Agora é a vez de Luís Filipe Vieira consumar a sua estratégia. Não hostilizar Vilarinho. Cobri-lo de encómios e salamaleques. Para que, em nenhuma circunstância, Vilarinho possa contrariar a passada larga de Filipe Vieira em direcção à presidência totalitarista. O comandante da SAD já disse: "Benfica deve estar grato a Manuel Vilarinho". Só falta Vilarinho dizer qualquer coisa como isto: o Benfica não só deve estar grato a Filipe Vieira como deve apostar tudo nele para a consumação da modernização do clube.
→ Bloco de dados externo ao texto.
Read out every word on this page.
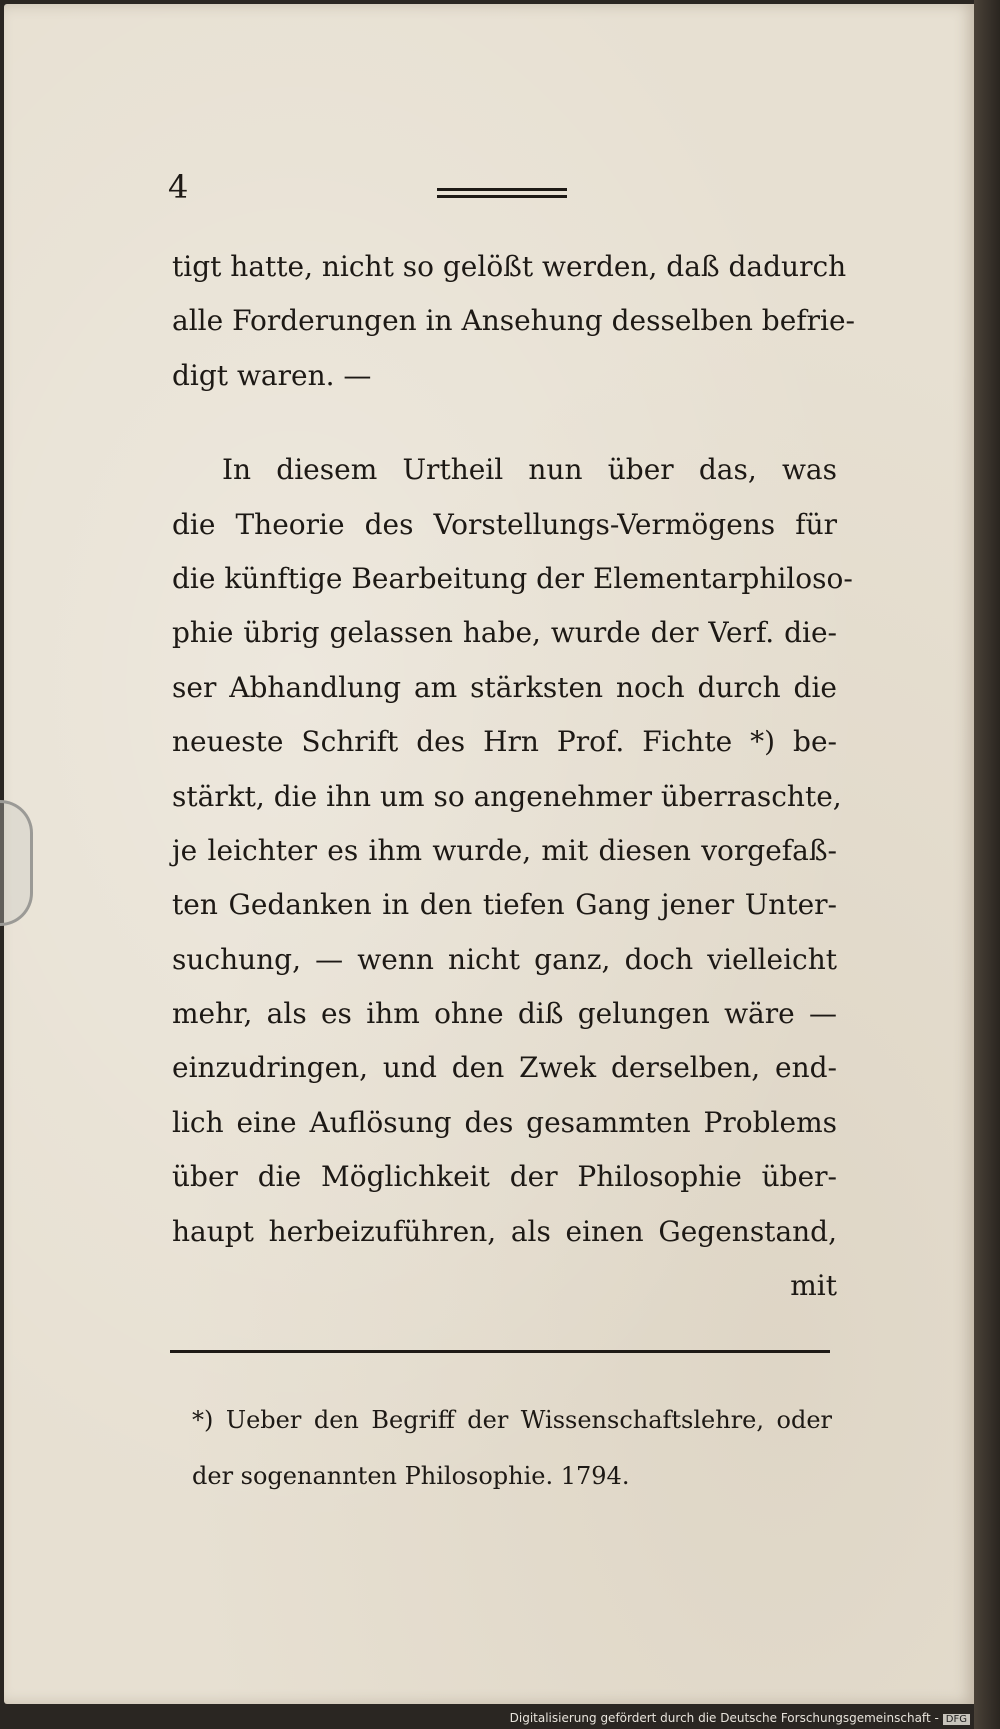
4
tigt hatte, nicht so gelößt werden, daß dadurch
alle Forderungen in Ansehung desselben befrie-
digt waren. —
In diesem Urtheil nun über das, was
die Theorie des Vorstellungs-Vermögens für
die künftige Bearbeitung der Elementarphiloso-
phie übrig gelassen habe, wurde der Verf. die-
ser Abhandlung am stärksten noch durch die
neueste Schrift des Hrn Prof. Fichte *) be-
stärkt, die ihn um so angenehmer überraschte,
je leichter es ihm wurde, mit diesen vorgefaß-
ten Gedanken in den tiefen Gang jener Unter-
suchung, — wenn nicht ganz, doch vielleicht
mehr, als es ihm ohne diß gelungen wäre —
einzudringen, und den Zwek derselben, end-
lich eine Auflösung des gesammten Problems
über die Möglichkeit der Philosophie über-
haupt herbeizuführen, als einen Gegenstand,
mit
*) Ueber den Begriff der Wissenschaftslehre, oder
der sogenannten Philosophie. 1794.
Digitalisierung gefördert durch die Deutsche Forschungsgemeinschaft - DFG
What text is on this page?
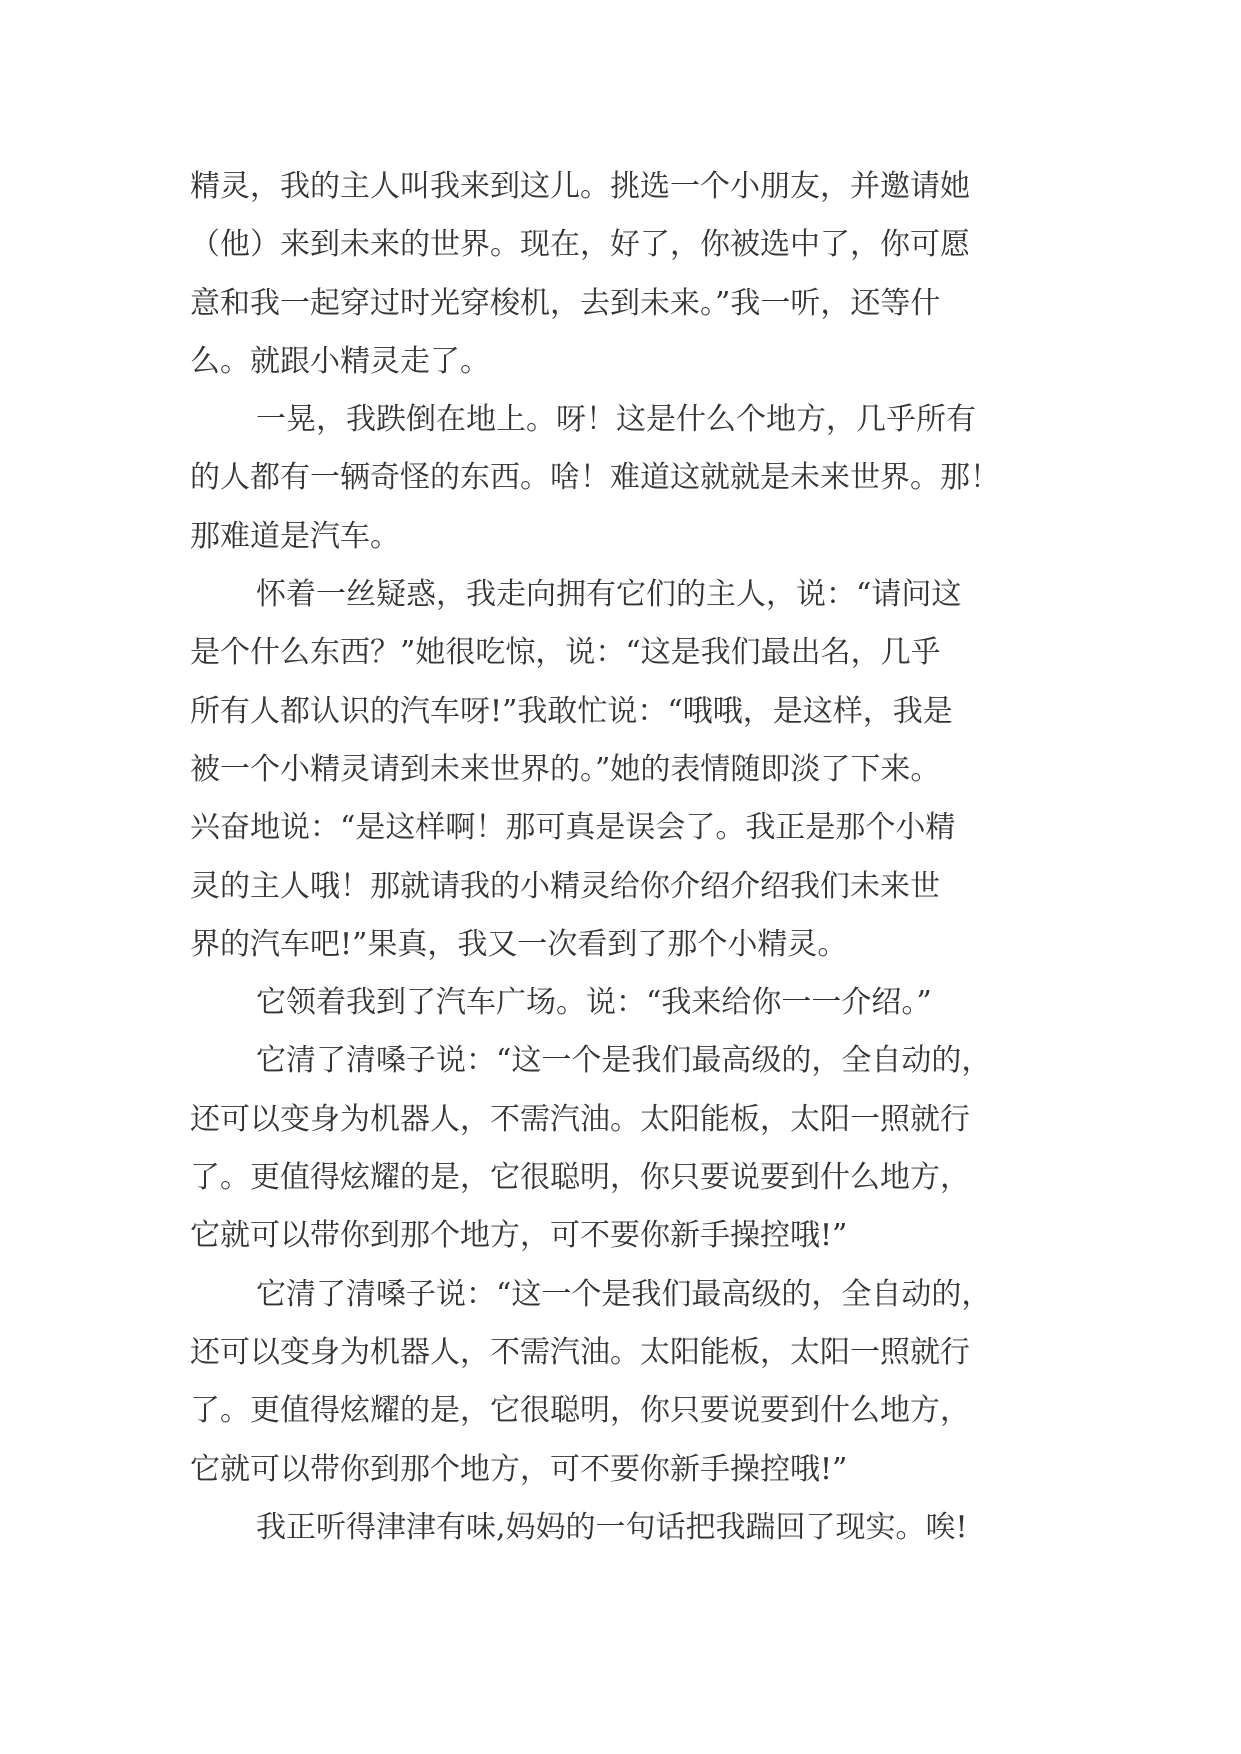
精灵，我的主人叫我来到这儿。挑选一个小朋友，并邀请她
（他）来到未来的世界。现在，好了，你被选中了，你可愿
意和我一起穿过时光穿梭机，去到未来。”我一听，还等什
么。就跟小精灵走了。
一晃，我跌倒在地上。呀！这是什么个地方，几乎所有
的人都有一辆奇怪的东西。啥！难道这就就是未来世界。那！
那难道是汽车。
怀着一丝疑惑，我走向拥有它们的主人，说：“请问这
是个什么东西？”她很吃惊，说：“这是我们最出名，几乎
所有人都认识的汽车呀!”我敢忙说：“哦哦，是这样，我是
被一个小精灵请到未来世界的。”她的表情随即淡了下来。
兴奋地说：“是这样啊！那可真是误会了。我正是那个小精
灵的主人哦！那就请我的小精灵给你介绍介绍我们未来世
界的汽车吧!”果真，我又一次看到了那个小精灵。
它领着我到了汽车广场。说：“我来给你一一介绍。”
它清了清嗓子说：“这一个是我们最高级的，全自动的，
还可以变身为机器人，不需汽油。太阳能板，太阳一照就行
了。更值得炫耀的是，它很聪明，你只要说要到什么地方，
它就可以带你到那个地方，可不要你新手操控哦!”
它清了清嗓子说：“这一个是我们最高级的，全自动的，
还可以变身为机器人，不需汽油。太阳能板，太阳一照就行
了。更值得炫耀的是，它很聪明，你只要说要到什么地方，
它就可以带你到那个地方，可不要你新手操控哦!”
我正听得津津有味,妈妈的一句话把我踹回了现实。唉!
Sim, porque a avaliar pela máquina publicitária que acompanha os encarnados para todo o lado (se não há manchete arranja-se!), o Benfica chegará à Liga dos Campeões, vencerá a final e, com o estádio novo, jamais sairá do pódio da Europa.

É preciso perceber o que pensa Fonseca Santos de tudo isto, ele que tresanda a candidato, e entender também se Camacho, treinador legitimamente ambicioso, não levará o Benfica a gastar o que não tem. Porque não me venham com mais histórias de patrocinadores. As receitas do Benfica estão todas condicionadas a prazo, os miúdos não têm onde treinar e a equipa principal (temporariamente) onde trabalhar. O optimismo e a ficção têm limites.